The next thing Jesus taught his disciples about prayer, which is also exemplified by Abraham in our first reading from Genesis, in which our father in faith petitioned God repeatedly to spare Sodom and Gomorrah, is the need to persist in prayer. Each time Abraham asked God to lower the number of righteous people that needed to be found for the cities to be saved, God acceded, which might cause us to ask whether Abraham stopped petitioning too soon. Of course, that prompts a lot of fraught theological questions. I will not attempt to address those questions, I just offer it for consideration. I will say that these are the kinds of questions I am always interested in reading my Reformed friends' answers.

St. Teresa of Avila

It is not just the case that we have needs, but the very fact of our human existence makes us needy. As Fr. Julián Carrón noted, we are a need. Stated perhaps less emphatically, need is constitutive of being human. I have discovered personally that persistence in prayer over time changes not so much what I ask for, but how I ask, even why I ask. It emboldens me to ask in more specific, not more general, terms. It certainly doesn't stop me from asking for the outcome I deem best, like healing for someone who is sick, comfort for a person in grief, relief for a friend experiencing financial problems, a job for someone who is unemployed, a better job for someone who is underemployed, etc. While it should go without saying, it bears noting that I need to stand willing to assist those who have an urgent need. Like faith and works, prayer often requires some kind of action.

Finally, Jesus assured his disciples of our Father's goodness. He told them that their prayers do not go unheeded or unanswered. Sometimes the answer to our prayers is no. I've heard it said that God answers our prayers in one of three ways: No, Go, or Slow. While this is an oversimplification, I think it is spiritually useful. Sometimes we don't receive that for which we ask. Sometimes we do. Not infrequently, we don't receive it right away and, even then, not necessarily in the way we envisioned.

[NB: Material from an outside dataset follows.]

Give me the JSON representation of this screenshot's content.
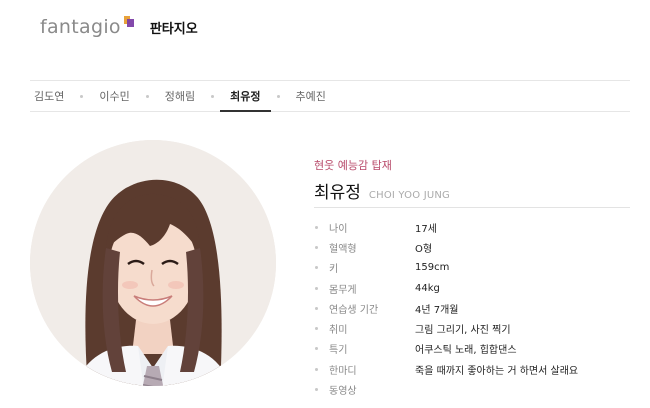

Even good parents sometimes say no their children, not arbitrarily or out of a desire to deny their children what they think will make them happy, but out of love and because, typically, being adults, parents hold a broader, deeper view than their children. It is often the case that what a child or an adolescent sees as harmless, or even good, a parent knows is harmful and/or bad. If that is true of human parents, how much more is it true of God, our Father? We must always hold in mind that God is about accomplishing what is good for us in the ultimate sense. I know for many this does not always seem like it's the case.

Jesus' teaching about God being a good father who answers the prayers of his children is a teaching that goes down much easier when you live a comfortable material existence, enjoy good health, have a family, friends, and a decent job. It is much more difficult to grasp for a person who is struggling and certainly for people whose entire life seems to be nothing but a struggle. Let's be honest, for some people, and perhaps for us sometimes, this teaching can seem like a cruel lie. Hence, it's important not be too sentimental about what Jesus taught, which really means being honest about our own experience, even as we remain committed to praying. Remember, later in St. Luke's Gospel (22:41-42), after he'd reached the Holy City, Jesus uttered a prayer, which was no doubt heard by the Father, that seemed to go answered. He resigned himself to doing the Father's will. The answer to his prayer was his glorious resurrection.

Certainly experiences of that Doctor of the Church, St. Teresa of Avila, demonstrate the importance of persevering in prayer and how prayer teaches us to do God's will and even teaches us something of what we might call the personality of God. Because Teresa visited the convents she founded, she frequently traveled Spain's rugged by-ways. During one journey the saddle on her donkey slipped and she discovered herself upside down under the donkey's belly as she crossed a creek. As she took her complaint to the Lord, she heard him say, "Teresa, whom the Lord loves, he chastises. This is how I treat all my friends." She famously replied, "No wonder you have so few!"

I will end this post on prayer with a prayer of petition: "Lord, teach us how to pray."